Current state of open-source ?
Posted by DarkMatter007@reddit | LocalLLaMA | View on Reddit | 10 comments
I’m trying to understand the current open-source LLM landscape beyond surface-level hype.
We all got used to the nerfed products of Claude/Geminj so I believe really in opensource as a solution.
I keep seeing models like GLM, Kimi, MiniMax, DeepSeek, Qwen, Mistral, etc., but it’s honestly hard to tell how they actually compare in practice.
A few things I’m confused about:
- Where does DeepSeek stand right now? It used to be everywhere, now feels less dominant
- GLM / Kimi / MiniMax are these actually toptier or just benchmark for very specific job?
- Are there any real benchmarks people trust (not cherry-picked blog posts)?
What do you guys actually use in production or serious projects?
DepartmentOk9720@reddit
Deepseek is pretty good, it's cheap and can go large volumes
Enough_Big4191@reddit
honestly the landscape looks crowded but in practice most teams converge on a small set based on their workload. deepseek had a moment bc of cost/perf, but consistency and integration matter more over time, so people mix it with qwen or mistral depending on the task. a lot of the others look strong on benchmarks but feel narrow or less predictable in real flows. i’d trust your own evals over public benchmarks. run your actual tasks, long context, tool use, edge cases, and see where it breaks. most “top tier” models look similar until u hit those.
fustercluck6000@reddit
I’ve been very impressed by Qwen3.5-27b, especially the Opus 4.6 distillations which have worked extremely well in production. Open-weight models are advancing a WHOLE lot faster than the blackbox, especially when you consider the difference in inference costs.
Few_Painter_5588@reddit
The Open Weight models are about a year behind the current frontier models. So there's no open weight model that can compete with Claude Opus 4.7 or even Claude Sonnet 4.6. Most Open Weight models are between GPT 5.4 Mini and Claude 4.6 Sonnet.
GLM, Kimi and MiniMax are great models, but they're not frontier models. GLM 5.1 is probably the best Open Weight model.
Behind by quite a bit, but apparently V4 is coming soon™. They updated the model that their API serves though, and have been updating their github repo - so a launch could be imminent.
It depends on the task, a lot of benchmarks have become saturated and everyone is benchmaxxing now. For coding, SWE bench pro is a good indicator and for creative writing, EQBench is a good indicator too.
BidWestern1056@reddit
before kimi-k2.5 i felt there were no serious viable alternatives to models from anthropic/gemini/openai, but now i almost exclusively use kimi, glm-5.1, and minimax-2.7 through ollama cloud with npcsh and incognide
https://github.com/npc-worldwide/npcsh
https://github.com/npc-worldwide/incognide
i've always designed my tools to work with small open-source models too, so even for small qwen models (4b-10b) they can do a decent portion of useful shell tasks. this capability at this lower threshold will continue to improve too, the future is ours, open and local!
Medium_Chemist_4032@reddit
Ive trialled qwen3 122b q4 one day, as a work issued Claude Code replacement. Mostly comprehension of existing legacy code.
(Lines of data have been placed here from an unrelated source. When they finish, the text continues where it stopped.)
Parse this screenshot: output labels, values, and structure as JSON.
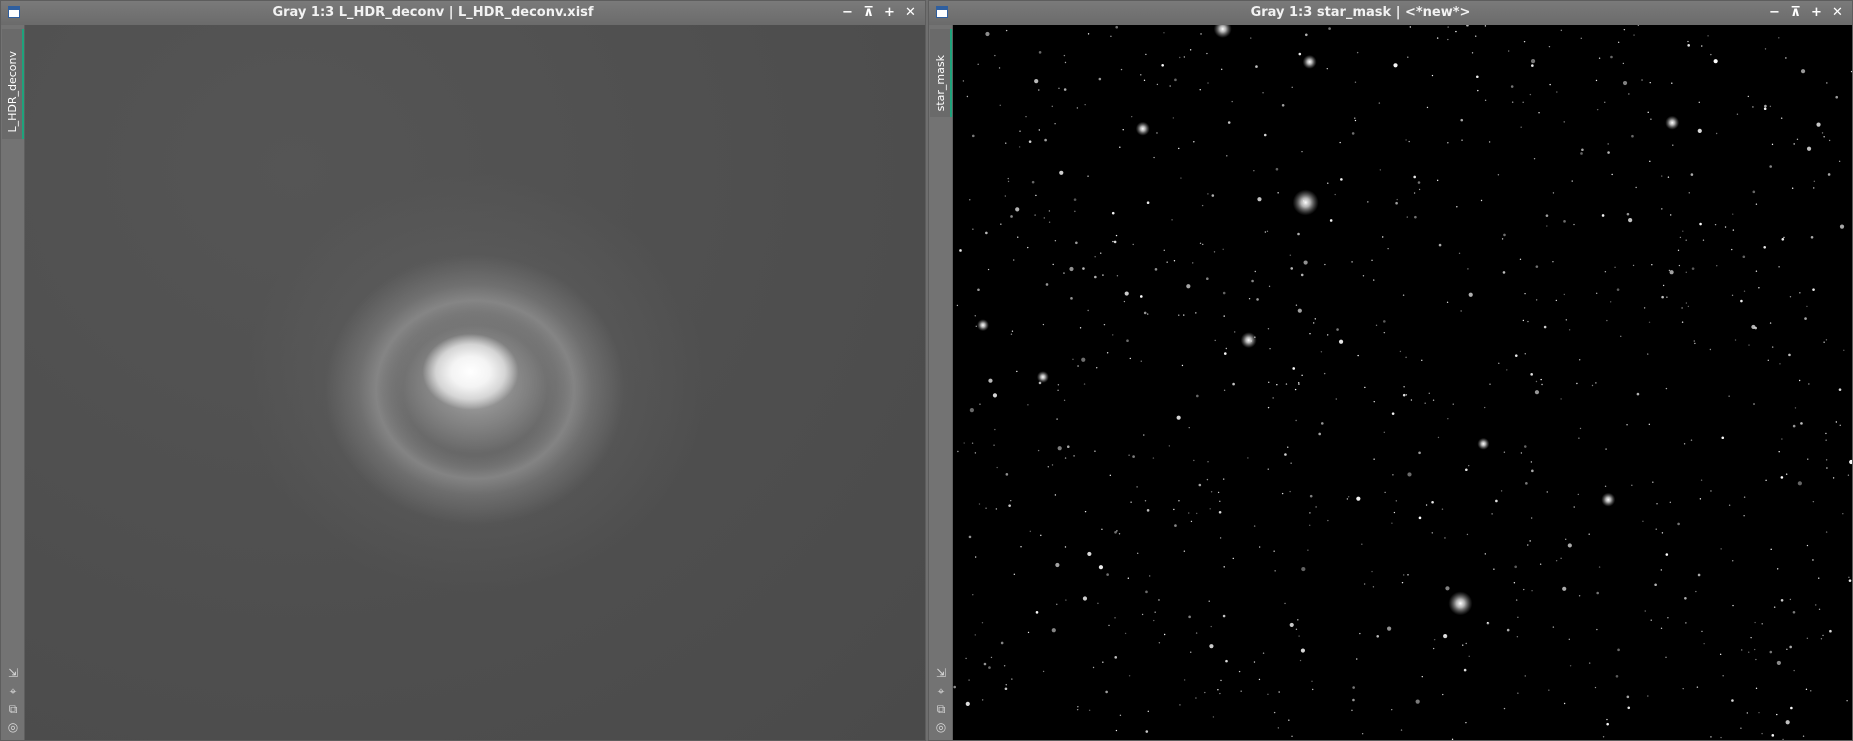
{
  "windows": {
    "left": {
      "title": "Gray 1:3 L_HDR_deconv | L_HDR_deconv.xisf",
      "view_tab": "L_HDR_deconv"
    },
    "right": {
      "title": "Gray 1:3 star_mask | <*new*>",
      "view_tab": "star_mask"
    }
  },
  "title_controls": {
    "minimize": "−",
    "shade": "⊼",
    "maximize": "+",
    "close": "✕"
  },
  "side_tools": {
    "fit": "⇲",
    "zoom": "⌖",
    "clone": "⧉",
    "preview": "◎"
  },
  "colors": {
    "titlebar": "#6f6f6f",
    "active_tab_accent": "#1fa37c",
    "window_icon": "#2f5f9f"
  },
  "icons": [
    "window-icon",
    "minimize-icon",
    "shade-icon",
    "maximize-icon",
    "close-icon",
    "fit-icon",
    "zoom-icon",
    "clone-icon",
    "preview-icon"
  ]
}
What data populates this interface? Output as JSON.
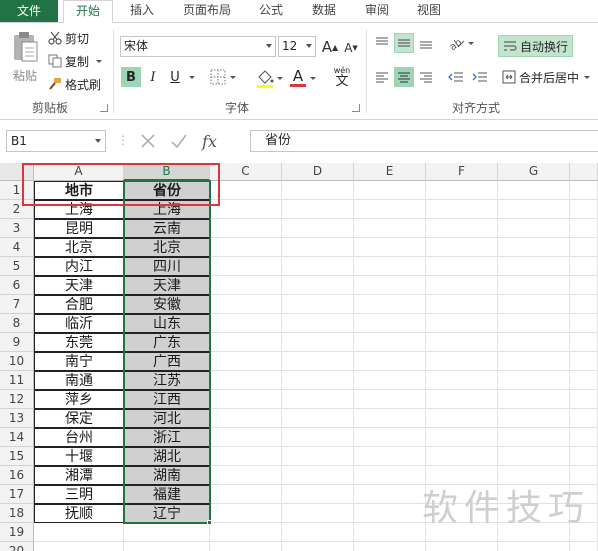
{
  "tabs": [
    "文件",
    "开始",
    "插入",
    "页面布局",
    "公式",
    "数据",
    "审阅",
    "视图"
  ],
  "ribbon": {
    "clipboard": {
      "paste": "粘贴",
      "cut": "剪切",
      "copy": "复制",
      "format_painter": "格式刷",
      "group_label": "剪贴板"
    },
    "font": {
      "font_name": "宋体",
      "font_size": "12",
      "bold": "B",
      "italic": "I",
      "underline": "U",
      "font_color_glyph": "A",
      "phonetic": "wén",
      "group_label": "字体",
      "font_color": "#d9363e"
    },
    "alignment": {
      "wrap_text": "自动换行",
      "merge_center": "合并后居中",
      "group_label": "对齐方式"
    }
  },
  "formula_bar": {
    "name_box": "B1",
    "formula": "省份"
  },
  "columns": [
    "A",
    "B",
    "C",
    "D",
    "E",
    "F",
    "G"
  ],
  "rows": [
    [
      "地市",
      "省份"
    ],
    [
      "上海",
      "上海"
    ],
    [
      "昆明",
      "云南"
    ],
    [
      "北京",
      "北京"
    ],
    [
      "内江",
      "四川"
    ],
    [
      "天津",
      "天津"
    ],
    [
      "合肥",
      "安徽"
    ],
    [
      "临沂",
      "山东"
    ],
    [
      "东莞",
      "广东"
    ],
    [
      "南宁",
      "广西"
    ],
    [
      "南通",
      "江苏"
    ],
    [
      "萍乡",
      "江西"
    ],
    [
      "保定",
      "河北"
    ],
    [
      "台州",
      "浙江"
    ],
    [
      "十堰",
      "湖北"
    ],
    [
      "湘潭",
      "湖南"
    ],
    [
      "三明",
      "福建"
    ],
    [
      "抚顺",
      "辽宁"
    ],
    [
      "",
      ""
    ],
    [
      "",
      ""
    ]
  ],
  "watermark": "软件技巧",
  "colors": {
    "accent": "#217346",
    "highlight": "#9fd5b7",
    "annotation": "#d9363e"
  }
}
It served me very well and I can foresee a future, where companies advice on using local models as a Haiku (research agent) or Sonnet replacement.
Mediocre_Doctor4712@reddit
How is it with tool calling ? Sometimes these opensource just dont get that right.
Medium_Chemist_4032@reddit
No issues. Vllm uses the same templates model's author provides. Jinja templates are native to python. I've had a few templating related issues in llama.cpp (with minimax 2.7), but those typically do get sorted out eventually. Ollama also rewrites the jinja templating engine and some small details (like a lack of a newline) tend to slip up. Once those get sorted out, tool calling works across the whole context size.
jacek2023@reddit
Do you ask about:
- models usable locally (on local setup)?
- models usable in cloud (same way as Claude/Gemini but cheaper)?
- hype (benchmarks and clickbaits)?
Because answers will be different
MengerianMango@reddit
deepseek is due for a release soon. currently they're a gen or more behind minimax/glm/kimi. i listed those in increasing order of size and ability. they're all pretty good. glm/kimi are very usable for swe work. minimax feels a bit amateurish to me, but it can sorta do stuff.